Search Engineer at KMW Technology
What We’ve Accomplished
In Lucene-based search engines like OpenSearch and Solr, keyword aggregations ignore duplicate values that occur within a multi-valued field. If a document has a multi-valued field containing the values [“foo”, “foo”, “bar”] then an aggregation would increment the count for the “foo” and “bar” bucket once, even though “foo” occurs twice. We built an OpenSearch plugin to overcome this limitation.

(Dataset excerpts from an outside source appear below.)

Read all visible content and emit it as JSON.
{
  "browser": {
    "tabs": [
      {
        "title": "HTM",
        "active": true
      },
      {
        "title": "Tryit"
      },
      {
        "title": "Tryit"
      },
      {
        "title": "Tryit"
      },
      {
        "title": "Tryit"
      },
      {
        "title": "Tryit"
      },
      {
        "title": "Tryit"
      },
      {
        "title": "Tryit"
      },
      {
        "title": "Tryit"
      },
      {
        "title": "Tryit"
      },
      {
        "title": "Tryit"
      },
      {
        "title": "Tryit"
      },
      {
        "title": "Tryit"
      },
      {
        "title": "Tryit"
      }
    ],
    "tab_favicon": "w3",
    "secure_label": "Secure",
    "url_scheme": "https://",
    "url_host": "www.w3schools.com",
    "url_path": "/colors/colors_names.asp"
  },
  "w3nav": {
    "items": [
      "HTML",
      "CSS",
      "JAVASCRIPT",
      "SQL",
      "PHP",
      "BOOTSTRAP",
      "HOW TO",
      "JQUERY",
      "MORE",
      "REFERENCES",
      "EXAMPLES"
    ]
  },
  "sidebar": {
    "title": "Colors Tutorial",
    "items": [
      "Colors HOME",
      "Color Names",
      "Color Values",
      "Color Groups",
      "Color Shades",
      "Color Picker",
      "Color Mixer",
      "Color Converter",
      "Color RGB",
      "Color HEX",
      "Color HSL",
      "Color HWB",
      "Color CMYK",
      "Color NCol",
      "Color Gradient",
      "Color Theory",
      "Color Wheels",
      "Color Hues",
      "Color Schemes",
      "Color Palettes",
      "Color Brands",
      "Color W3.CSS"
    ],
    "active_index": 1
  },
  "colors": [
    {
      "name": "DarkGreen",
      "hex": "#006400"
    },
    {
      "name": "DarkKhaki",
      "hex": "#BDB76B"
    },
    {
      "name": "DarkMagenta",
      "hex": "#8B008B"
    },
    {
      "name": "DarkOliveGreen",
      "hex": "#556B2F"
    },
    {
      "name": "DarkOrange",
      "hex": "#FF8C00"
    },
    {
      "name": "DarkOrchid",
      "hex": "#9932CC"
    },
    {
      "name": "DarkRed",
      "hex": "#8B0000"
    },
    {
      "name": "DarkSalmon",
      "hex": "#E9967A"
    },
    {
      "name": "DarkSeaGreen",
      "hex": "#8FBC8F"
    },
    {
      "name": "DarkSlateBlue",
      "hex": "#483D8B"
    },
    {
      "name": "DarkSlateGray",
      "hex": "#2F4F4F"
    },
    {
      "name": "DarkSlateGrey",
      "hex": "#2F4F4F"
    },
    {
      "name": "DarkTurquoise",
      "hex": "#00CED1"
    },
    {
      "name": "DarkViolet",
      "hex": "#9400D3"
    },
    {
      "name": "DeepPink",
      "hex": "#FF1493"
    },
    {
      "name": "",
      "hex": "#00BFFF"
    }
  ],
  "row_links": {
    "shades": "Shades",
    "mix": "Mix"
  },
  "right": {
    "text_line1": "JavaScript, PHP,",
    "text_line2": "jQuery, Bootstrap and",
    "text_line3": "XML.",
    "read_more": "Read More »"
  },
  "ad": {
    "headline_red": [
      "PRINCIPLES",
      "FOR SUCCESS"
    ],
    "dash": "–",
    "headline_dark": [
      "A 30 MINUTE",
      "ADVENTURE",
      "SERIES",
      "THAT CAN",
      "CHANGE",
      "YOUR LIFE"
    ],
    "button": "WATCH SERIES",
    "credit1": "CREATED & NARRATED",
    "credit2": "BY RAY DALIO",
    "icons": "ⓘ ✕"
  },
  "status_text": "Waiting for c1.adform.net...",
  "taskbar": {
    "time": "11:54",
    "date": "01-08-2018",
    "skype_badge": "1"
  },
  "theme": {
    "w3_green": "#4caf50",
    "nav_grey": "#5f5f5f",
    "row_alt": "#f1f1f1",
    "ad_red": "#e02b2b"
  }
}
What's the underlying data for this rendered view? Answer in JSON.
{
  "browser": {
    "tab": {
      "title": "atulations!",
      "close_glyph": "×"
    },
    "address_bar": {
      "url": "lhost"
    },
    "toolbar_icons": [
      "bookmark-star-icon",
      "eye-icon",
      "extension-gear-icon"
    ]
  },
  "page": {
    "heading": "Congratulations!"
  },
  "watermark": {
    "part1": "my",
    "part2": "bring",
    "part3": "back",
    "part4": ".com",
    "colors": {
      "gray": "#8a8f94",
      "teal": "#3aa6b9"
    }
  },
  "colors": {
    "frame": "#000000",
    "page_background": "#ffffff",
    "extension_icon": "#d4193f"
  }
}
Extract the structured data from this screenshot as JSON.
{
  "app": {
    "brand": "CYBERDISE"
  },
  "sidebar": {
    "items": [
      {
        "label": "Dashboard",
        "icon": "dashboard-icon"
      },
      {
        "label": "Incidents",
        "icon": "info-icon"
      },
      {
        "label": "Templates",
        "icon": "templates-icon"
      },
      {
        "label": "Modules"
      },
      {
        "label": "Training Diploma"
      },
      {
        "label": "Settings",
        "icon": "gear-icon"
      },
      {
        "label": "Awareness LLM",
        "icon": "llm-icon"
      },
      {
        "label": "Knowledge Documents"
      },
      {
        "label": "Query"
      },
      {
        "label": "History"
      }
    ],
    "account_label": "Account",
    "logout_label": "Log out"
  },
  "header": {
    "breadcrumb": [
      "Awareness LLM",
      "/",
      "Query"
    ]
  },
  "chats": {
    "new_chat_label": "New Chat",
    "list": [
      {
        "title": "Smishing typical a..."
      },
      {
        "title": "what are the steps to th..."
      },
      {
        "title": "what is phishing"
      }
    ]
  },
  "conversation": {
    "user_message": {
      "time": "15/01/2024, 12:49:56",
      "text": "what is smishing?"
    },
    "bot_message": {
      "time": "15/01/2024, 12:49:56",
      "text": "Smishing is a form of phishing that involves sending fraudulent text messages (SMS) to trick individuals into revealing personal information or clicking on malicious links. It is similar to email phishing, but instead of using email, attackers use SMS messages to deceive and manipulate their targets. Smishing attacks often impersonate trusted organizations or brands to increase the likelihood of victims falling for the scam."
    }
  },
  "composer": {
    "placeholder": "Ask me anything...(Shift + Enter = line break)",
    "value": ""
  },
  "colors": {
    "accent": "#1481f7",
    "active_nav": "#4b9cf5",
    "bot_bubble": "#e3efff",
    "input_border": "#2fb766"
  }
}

In this blog post, we detail the investigation process into duplicate terms aggregation solutions and the subsequent development process by which a plug-in was built for OpenSearch. Previously, only the nested field type and scripted aggregation methods seemed to be viable solutions. Our plug-in aims to be a third option to solve this problem. This plug-in serves to be the fastest solution for a duplicate terms aggregation on a multivalued keyword field in OpenSearch without compromising index size.
The link to the plug-in repository can be found here. Please follow the steps in the README.md to install this plug-in into an OpenSearch distribution and interact with the custom aggregation.
The Problem
Imagine you’re rummaging through your attic at your family home and you’ve found a large recipe book. It seems to be something your great-grandmother cherished. As both a devoted great-grandchild and a fan of search solutions, you’d like to catalogue the data found in this recipe book in a search engine, specifically OpenSearch.
You wish to represent each recipe as a document and each document would store fields for different aspects of the recipe: cook_time, steps, technique, ingredients, etc. Ingredients could have duplicate values, designating how many of them to include i.e. [carrot, carrot, apple, cucumber] would represent 2 carrots, 1 apple, and 1 cucumber for our recipe.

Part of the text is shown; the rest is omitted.